Fritz Winter. documenta-Künstler der ersten Stunde

Die Ausstellung zeigt Winters künstlerischen Weg und seine vielfältigen Verbindungen mit der documenta-Stadt Kassel anhand von rund 90 Kunstwerken aus Malerei, Grafik und Bildwirkerei.

Fritz Winter, der große Abstrakte, kommt nach Kassel

Auf der ersten documenta-Ausstellung 1955 hatte Fritz Winter einen fulminanten Auftritt. Mit seinem sechs Meter breiten Gemälde „Komposition vor Blau und Gelb“ wurde der ehemalige Bauhausschüler als einer der wichtigsten Vertreter der abstrakten Malerei inszeniert.

kultur & co: Fritz Winter: documenta-Künstler der ersten Stunde

Vom 20. Oktober 2023 bis 28. Januar 2024

Der 1905 geborene und 1976 verstorbene Künstler hatte das Werk gemeinsam mit dem documenta-Gründer Arnold Bode als zentrale Rauminstallation für den Malereisaal im Museum Fridericianum vorgesehen. Dort hing es gegenüber „Picassos Mädchen vor einem Spiegel“. So wurde, zehn Jahre nach Kriegsende, der Anschluss der westdeutschen Malerei an die internationale Kunstentwicklung geltend gemacht. Heute gilt dieses erste situativ für eine documenta konzipierte Kunstwerk als Ikone. Hessen Kassel Heritage konnte das Werk erwerben, welches jetzt das Herzstück der Ausstellung in der Neuen Galerie bildet.


Gelber Klang; 1950

Vom Bauhaus zur documenta

Winters Lebensweg steht exemplarisch für die zweite Generation abstrakter Maler. Geboren in eine westfälische Bergarbeiterfamilie, machte er eine Ausbildung zum Grubenelektriker, bevor er 1927 ans Bauhaus in Dessau ging. Ab 1933 fand er in Deutschland keine Ausstellungsmöglichkeit mehr.

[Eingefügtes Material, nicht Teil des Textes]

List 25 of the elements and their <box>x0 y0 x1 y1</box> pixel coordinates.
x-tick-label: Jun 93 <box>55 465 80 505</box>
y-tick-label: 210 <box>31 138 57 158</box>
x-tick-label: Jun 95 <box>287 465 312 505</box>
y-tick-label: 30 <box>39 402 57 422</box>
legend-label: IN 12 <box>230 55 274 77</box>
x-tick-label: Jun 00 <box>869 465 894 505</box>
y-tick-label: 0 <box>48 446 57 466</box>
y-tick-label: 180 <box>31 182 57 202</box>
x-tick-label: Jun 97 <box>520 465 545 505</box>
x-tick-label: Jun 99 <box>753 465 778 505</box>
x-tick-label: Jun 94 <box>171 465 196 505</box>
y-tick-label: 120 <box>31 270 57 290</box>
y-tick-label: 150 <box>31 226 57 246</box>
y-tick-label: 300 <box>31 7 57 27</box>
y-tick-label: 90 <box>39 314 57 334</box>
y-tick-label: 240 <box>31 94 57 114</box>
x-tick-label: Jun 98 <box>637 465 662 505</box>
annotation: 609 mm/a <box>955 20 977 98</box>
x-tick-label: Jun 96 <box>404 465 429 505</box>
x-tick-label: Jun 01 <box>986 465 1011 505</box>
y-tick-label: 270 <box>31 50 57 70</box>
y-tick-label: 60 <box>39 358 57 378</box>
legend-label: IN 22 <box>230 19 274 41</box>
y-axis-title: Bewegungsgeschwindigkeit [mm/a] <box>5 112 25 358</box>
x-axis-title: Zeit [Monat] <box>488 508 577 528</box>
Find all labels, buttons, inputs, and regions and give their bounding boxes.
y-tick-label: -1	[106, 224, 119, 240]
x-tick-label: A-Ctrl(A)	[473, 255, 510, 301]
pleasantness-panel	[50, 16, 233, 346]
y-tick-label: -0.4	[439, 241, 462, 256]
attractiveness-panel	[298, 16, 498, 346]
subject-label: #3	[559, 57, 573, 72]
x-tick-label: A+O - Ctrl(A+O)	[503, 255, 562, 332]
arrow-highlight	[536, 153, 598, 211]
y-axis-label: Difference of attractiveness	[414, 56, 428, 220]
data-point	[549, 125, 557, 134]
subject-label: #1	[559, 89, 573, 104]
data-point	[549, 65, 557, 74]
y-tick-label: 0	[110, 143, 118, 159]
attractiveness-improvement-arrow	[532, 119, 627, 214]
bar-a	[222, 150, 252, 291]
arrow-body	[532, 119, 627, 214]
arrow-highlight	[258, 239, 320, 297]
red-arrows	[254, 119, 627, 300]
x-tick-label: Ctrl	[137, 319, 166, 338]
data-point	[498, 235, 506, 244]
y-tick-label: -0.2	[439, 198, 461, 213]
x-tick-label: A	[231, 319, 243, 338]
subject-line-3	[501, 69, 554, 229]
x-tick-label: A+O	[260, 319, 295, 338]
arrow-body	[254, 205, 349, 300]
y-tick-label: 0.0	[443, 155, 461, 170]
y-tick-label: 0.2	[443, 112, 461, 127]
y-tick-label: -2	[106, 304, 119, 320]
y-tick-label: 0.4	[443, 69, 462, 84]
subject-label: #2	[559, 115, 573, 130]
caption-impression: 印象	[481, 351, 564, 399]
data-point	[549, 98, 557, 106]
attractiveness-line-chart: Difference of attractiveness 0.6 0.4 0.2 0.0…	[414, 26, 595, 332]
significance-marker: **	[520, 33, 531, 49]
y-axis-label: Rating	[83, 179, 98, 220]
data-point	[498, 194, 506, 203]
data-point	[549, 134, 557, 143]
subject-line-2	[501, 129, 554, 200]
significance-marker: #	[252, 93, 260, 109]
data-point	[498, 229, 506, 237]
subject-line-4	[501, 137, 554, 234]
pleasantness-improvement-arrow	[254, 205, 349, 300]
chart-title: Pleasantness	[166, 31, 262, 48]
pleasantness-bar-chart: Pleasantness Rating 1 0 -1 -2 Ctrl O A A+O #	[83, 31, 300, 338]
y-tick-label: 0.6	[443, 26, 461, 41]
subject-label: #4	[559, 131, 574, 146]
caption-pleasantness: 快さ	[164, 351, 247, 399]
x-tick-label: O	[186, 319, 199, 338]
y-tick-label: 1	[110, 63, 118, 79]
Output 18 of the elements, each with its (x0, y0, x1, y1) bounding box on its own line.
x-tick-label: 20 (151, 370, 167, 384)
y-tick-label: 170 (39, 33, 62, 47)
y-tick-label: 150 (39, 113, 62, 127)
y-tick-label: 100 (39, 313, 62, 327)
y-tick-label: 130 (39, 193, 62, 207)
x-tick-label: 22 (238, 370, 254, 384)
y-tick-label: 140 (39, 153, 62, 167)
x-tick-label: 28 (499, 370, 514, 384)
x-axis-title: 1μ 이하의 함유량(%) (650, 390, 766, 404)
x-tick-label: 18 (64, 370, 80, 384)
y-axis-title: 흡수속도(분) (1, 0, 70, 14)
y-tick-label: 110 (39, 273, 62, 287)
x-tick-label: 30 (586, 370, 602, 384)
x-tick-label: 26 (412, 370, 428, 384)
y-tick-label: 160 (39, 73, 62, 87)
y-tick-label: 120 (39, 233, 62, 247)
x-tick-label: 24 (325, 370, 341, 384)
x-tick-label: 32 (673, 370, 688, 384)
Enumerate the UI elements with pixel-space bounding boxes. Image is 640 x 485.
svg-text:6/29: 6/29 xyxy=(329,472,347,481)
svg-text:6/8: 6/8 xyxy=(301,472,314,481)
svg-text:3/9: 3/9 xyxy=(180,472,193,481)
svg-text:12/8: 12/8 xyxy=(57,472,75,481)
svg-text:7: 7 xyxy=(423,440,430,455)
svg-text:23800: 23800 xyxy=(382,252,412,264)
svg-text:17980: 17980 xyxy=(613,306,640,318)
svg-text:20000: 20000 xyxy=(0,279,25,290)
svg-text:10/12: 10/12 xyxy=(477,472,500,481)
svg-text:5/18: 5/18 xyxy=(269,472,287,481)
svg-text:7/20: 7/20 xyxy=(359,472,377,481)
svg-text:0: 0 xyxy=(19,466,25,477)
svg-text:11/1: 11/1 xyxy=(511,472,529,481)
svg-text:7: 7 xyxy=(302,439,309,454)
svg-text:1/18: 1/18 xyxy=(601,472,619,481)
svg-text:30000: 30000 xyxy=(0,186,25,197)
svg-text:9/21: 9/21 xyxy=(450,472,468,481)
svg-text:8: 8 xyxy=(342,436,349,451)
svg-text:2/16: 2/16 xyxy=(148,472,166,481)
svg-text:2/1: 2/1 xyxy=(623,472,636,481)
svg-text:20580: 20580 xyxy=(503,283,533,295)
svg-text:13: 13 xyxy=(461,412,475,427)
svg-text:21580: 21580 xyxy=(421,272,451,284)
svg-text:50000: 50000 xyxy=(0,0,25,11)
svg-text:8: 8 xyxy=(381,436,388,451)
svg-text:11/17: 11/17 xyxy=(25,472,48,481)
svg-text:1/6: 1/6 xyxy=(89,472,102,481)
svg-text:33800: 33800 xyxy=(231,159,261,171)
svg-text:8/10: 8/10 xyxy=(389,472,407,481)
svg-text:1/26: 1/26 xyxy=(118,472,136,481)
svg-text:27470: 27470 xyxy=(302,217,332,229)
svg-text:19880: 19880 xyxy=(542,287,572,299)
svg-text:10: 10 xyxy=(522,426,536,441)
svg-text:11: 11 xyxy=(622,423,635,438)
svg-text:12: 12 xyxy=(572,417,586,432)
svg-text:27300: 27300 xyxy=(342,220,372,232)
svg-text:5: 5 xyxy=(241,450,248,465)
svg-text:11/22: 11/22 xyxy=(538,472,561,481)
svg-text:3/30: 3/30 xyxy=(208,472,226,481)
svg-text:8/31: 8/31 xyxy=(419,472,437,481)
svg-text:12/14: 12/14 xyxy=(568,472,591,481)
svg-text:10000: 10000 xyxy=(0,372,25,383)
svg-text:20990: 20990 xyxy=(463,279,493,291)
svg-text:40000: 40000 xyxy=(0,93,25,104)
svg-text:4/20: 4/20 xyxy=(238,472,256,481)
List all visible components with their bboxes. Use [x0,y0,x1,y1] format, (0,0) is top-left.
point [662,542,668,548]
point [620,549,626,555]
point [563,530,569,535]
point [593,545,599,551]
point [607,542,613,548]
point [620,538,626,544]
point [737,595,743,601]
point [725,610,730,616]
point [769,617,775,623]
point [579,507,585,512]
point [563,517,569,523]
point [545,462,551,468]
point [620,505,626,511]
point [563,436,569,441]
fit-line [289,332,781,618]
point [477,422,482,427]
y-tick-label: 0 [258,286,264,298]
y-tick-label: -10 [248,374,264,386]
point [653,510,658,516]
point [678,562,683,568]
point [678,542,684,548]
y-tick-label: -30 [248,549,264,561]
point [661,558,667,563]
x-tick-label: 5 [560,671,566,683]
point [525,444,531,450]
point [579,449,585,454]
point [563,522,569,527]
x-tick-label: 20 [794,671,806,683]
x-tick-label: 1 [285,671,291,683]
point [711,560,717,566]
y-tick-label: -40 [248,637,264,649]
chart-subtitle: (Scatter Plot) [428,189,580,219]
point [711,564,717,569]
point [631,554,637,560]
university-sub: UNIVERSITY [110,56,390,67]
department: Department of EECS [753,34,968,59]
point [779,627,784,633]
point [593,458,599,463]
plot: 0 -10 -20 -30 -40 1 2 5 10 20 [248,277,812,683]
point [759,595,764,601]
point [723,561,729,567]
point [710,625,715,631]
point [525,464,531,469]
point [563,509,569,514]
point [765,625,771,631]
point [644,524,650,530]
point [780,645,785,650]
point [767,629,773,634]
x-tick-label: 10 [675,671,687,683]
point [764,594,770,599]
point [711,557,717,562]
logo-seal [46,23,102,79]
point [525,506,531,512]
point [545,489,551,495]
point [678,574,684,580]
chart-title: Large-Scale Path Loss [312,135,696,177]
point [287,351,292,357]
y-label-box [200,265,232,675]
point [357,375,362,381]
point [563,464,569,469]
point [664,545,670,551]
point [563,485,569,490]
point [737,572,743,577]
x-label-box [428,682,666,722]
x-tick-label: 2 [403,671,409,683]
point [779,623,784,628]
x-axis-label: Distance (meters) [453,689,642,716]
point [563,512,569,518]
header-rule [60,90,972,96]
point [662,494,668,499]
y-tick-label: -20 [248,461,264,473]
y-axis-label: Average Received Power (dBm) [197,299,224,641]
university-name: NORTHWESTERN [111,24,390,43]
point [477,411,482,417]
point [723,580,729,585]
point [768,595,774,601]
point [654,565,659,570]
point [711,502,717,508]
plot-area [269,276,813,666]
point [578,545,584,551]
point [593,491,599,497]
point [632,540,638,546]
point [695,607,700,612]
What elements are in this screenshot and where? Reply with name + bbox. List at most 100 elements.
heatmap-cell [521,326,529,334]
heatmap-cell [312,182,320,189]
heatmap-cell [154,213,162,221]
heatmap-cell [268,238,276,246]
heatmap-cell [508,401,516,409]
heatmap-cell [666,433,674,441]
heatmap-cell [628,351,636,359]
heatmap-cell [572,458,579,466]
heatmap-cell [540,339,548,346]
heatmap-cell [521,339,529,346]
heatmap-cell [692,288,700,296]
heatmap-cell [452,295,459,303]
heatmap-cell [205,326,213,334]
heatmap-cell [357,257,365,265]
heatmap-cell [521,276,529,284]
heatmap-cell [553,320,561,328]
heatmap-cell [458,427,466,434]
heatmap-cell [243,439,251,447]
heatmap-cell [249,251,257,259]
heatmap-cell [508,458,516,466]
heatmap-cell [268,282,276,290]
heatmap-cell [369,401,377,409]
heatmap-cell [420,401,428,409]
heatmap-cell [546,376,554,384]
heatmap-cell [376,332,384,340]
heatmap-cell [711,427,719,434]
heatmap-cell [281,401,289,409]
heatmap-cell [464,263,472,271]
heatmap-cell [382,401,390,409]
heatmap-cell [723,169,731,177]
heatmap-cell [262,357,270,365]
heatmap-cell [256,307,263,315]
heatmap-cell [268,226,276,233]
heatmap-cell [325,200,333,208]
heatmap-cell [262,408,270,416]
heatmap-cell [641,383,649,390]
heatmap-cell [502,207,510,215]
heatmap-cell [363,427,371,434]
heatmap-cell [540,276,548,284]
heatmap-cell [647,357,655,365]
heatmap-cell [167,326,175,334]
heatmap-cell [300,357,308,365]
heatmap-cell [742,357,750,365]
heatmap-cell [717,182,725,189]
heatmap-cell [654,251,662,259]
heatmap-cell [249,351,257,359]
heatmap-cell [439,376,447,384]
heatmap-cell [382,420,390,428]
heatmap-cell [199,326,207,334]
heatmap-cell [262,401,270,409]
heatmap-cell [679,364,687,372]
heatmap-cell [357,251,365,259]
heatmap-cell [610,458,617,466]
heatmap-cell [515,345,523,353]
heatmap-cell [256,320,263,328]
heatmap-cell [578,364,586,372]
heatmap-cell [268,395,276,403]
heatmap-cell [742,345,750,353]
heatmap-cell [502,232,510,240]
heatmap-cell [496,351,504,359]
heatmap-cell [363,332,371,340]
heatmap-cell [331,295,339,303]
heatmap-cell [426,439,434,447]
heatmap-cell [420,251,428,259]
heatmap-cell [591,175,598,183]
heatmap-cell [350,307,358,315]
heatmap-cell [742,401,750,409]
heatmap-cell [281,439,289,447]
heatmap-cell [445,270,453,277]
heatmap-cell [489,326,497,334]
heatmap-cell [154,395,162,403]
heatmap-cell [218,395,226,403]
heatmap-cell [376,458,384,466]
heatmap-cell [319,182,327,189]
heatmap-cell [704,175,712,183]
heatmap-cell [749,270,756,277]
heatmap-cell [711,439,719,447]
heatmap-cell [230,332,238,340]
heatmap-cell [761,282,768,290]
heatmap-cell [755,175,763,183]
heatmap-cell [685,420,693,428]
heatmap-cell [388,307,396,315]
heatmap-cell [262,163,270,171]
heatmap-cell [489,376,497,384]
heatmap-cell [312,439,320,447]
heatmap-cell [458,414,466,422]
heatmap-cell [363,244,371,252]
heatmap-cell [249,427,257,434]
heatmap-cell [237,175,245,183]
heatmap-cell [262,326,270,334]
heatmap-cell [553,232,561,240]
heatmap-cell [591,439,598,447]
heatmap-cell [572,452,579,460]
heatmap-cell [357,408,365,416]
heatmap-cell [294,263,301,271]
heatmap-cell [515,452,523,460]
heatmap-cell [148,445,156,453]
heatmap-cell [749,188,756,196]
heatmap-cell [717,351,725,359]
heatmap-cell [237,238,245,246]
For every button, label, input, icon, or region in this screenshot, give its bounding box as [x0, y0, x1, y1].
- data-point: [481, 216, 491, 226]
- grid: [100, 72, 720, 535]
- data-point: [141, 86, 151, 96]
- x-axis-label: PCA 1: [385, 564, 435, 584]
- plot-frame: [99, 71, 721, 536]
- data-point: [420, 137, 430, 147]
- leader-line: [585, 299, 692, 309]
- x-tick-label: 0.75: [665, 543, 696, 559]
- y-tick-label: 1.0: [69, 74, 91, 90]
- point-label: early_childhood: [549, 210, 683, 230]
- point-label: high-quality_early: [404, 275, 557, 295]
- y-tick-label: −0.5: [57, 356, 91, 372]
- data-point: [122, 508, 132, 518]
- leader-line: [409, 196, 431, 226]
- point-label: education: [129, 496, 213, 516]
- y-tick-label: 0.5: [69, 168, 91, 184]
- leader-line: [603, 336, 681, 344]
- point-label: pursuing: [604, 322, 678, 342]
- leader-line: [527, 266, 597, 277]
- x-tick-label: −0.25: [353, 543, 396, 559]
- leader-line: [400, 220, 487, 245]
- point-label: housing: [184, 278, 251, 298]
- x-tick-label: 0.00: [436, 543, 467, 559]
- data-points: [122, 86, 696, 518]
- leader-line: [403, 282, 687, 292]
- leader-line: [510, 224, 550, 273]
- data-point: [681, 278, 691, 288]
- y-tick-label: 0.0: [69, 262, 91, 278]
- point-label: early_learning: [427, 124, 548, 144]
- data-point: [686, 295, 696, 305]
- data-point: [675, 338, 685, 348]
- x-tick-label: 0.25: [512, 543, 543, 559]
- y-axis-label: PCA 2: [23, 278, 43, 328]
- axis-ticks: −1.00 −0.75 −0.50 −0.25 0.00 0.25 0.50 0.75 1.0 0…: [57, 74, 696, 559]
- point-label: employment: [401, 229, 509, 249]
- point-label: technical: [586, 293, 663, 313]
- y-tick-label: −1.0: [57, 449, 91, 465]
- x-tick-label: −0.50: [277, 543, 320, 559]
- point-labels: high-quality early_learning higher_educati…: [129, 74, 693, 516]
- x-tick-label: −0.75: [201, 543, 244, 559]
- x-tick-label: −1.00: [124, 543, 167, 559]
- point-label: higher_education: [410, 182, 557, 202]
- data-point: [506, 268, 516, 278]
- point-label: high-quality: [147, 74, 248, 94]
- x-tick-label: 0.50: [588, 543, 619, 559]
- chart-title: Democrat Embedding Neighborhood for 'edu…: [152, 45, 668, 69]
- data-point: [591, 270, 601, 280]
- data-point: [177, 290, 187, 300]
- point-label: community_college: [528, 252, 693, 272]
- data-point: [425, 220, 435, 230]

Nach dem Krieg gehörte er zu den Gründungsmitgliedern der Gruppe der Gegenstandslosen, später ZEN 49, die für eine künstlerische und moralische Erneuerung eintrat. So wurde er zur Mittlerfigur zwischen den Kunstschaffenden der Vor- und Zwischenkriegsmoderne wie seinen Lehrern Wassily Kandinsky oder Paul Klee und der jüngeren Generation informeller Malerinnen und Maler. Mit Fritz Winter gilt es, einen zentralen Protagonisten der frühen documenta-Geschichte wiederzuentdecken – und einen Maler, der die Sprache der gegenstandslosen Kunst in Deutschland seit den 1920er-Jahren maßgeblich erweitert hat.

Weite Horizontalen; 1964

Galionsfigur der deutschen Nachkriegskunst

Am 1. Mai 1955 trat Winter eine Professur an der fortschrittlichen Werkakademie in Kassel an, wo er bis 1970 lehrte. In den folgenden Jahren arbeitete er eng mit Bode zusammen und war zunehmend in die Entscheidungs- und Organisationsstrukturen der Großausstellung eingebunden.

Hessen Kassel Heritage rekonstruiert in der Neuen Galerie auf Initiative der Fritz-Winter-Stiftung und der Bayerischen Staatsgemäldesammlungen die zentralen Beiträge des Künstlers zu den ersten drei documenta-Ausstellungen 1955, 1959 und 1964.